Grupo de doulas cria primeiro coletivo de Joinville; Mandala traz informações sobre gestação e parto

Redação Agora Joinville
Foto: divulgação
A experiência gestacional e de parto pode ser frustrante para algumas mulheres. A função das doulas é amenizar esse sentimento e ajudar a gestante durante esse período, tornando ele um momento especial para cada mulher. Com o objetivo de alcançar mais públicos para falar sobre esse assunto é que surge o Coletivo Mandala, o primeiro coletivo de doulas formado em Joinville. O grupo é composto por cinco doulas que prestam o serviço de forma privada, mas que também trabalham em projetos sociais para gestantes e puérperas que não podem pagar pelo acompanhamento. 

Eloiza Fernandes é a que trabalha há mais tempo na área. Ela teve início na profissão em 2014, um ano antes da Mayara Herkenhoff, também parte do coletivo. Um ano depois, em 2016, Dyenyf Matos embarcou na carreira. Bruna Berka, que está à frente do movimento em Joinville, é a que tem a carreira mais recente, tendo início em 2019.

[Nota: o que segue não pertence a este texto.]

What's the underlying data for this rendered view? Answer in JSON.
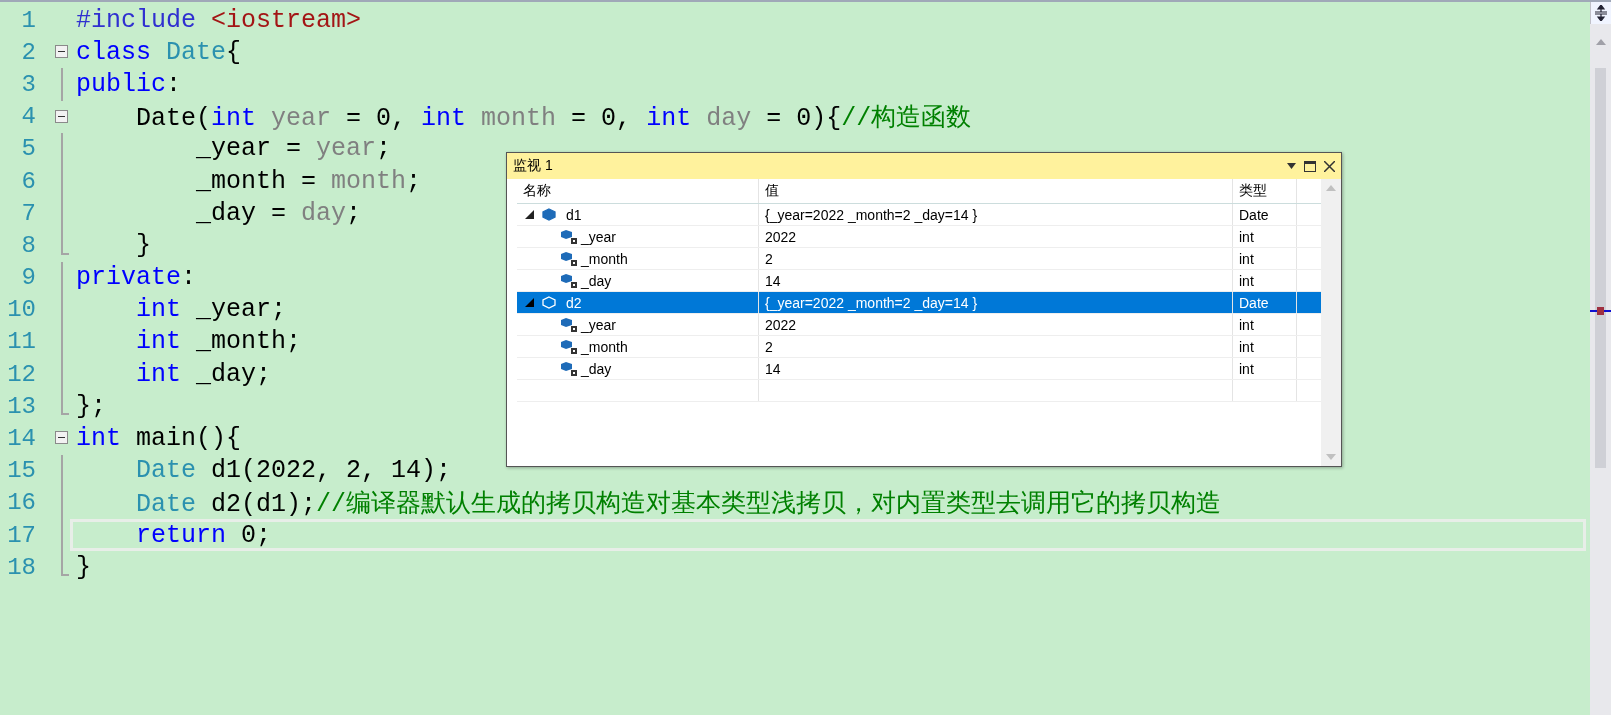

A organização começou em 2020, antes da pandemia, e teve experiência com uma roda de gestantes em um lar que acolhe mulheres de todo sul do Brasil em situação de vulnerabilidade. Agora, com a pandemia, as conversas devem continuar de forma on-line e se estender para mais mulheres da cidade. O propósito deste trabalho é fornecer assistência para as gestantes que não tenham condições financeiras de arcar com esse serviço e que tenham interesse em aprender um pouco mais sobre partos humanizados.

O trabalho da doula 

O trabalho da doula vai além de apenas estar presente. A função contempla compartilhamento de informação e suporte emocional durante todo o período gestacional, aquele trabalho como se fosse um acolhimento de avó. Além disso, conta com apoio físico e tem um trabalho mais natural para alívio de dores, com massagens, óleos essenciais, movimentos corporais e palavras.

O objetivo dessas mulheres na hora do parto é deixar ele o mais humanizado possível, tirar a parte mecânica e colocar a mulher como protagonista nesse processo. "O parto é um portal para um momento. Depois do parto nasce uma mãe", explicou Bruna Berka, doula que está a frente do coletivo. 

Bruna explica que a certificação do trabalho da doula é conquistado com cursos oferecidos de forma livre, com o mínimo de 80 horas. Essas doulas são reconhecidas pelas associações de doulas espalhadas pelo Brasil. Aqui, o reconhecimento vem da Adosc (Associação de Doulas de Santa Catarina) Além disso, todas as profissionais precisam ter um cadastro para atuar nos hospitais.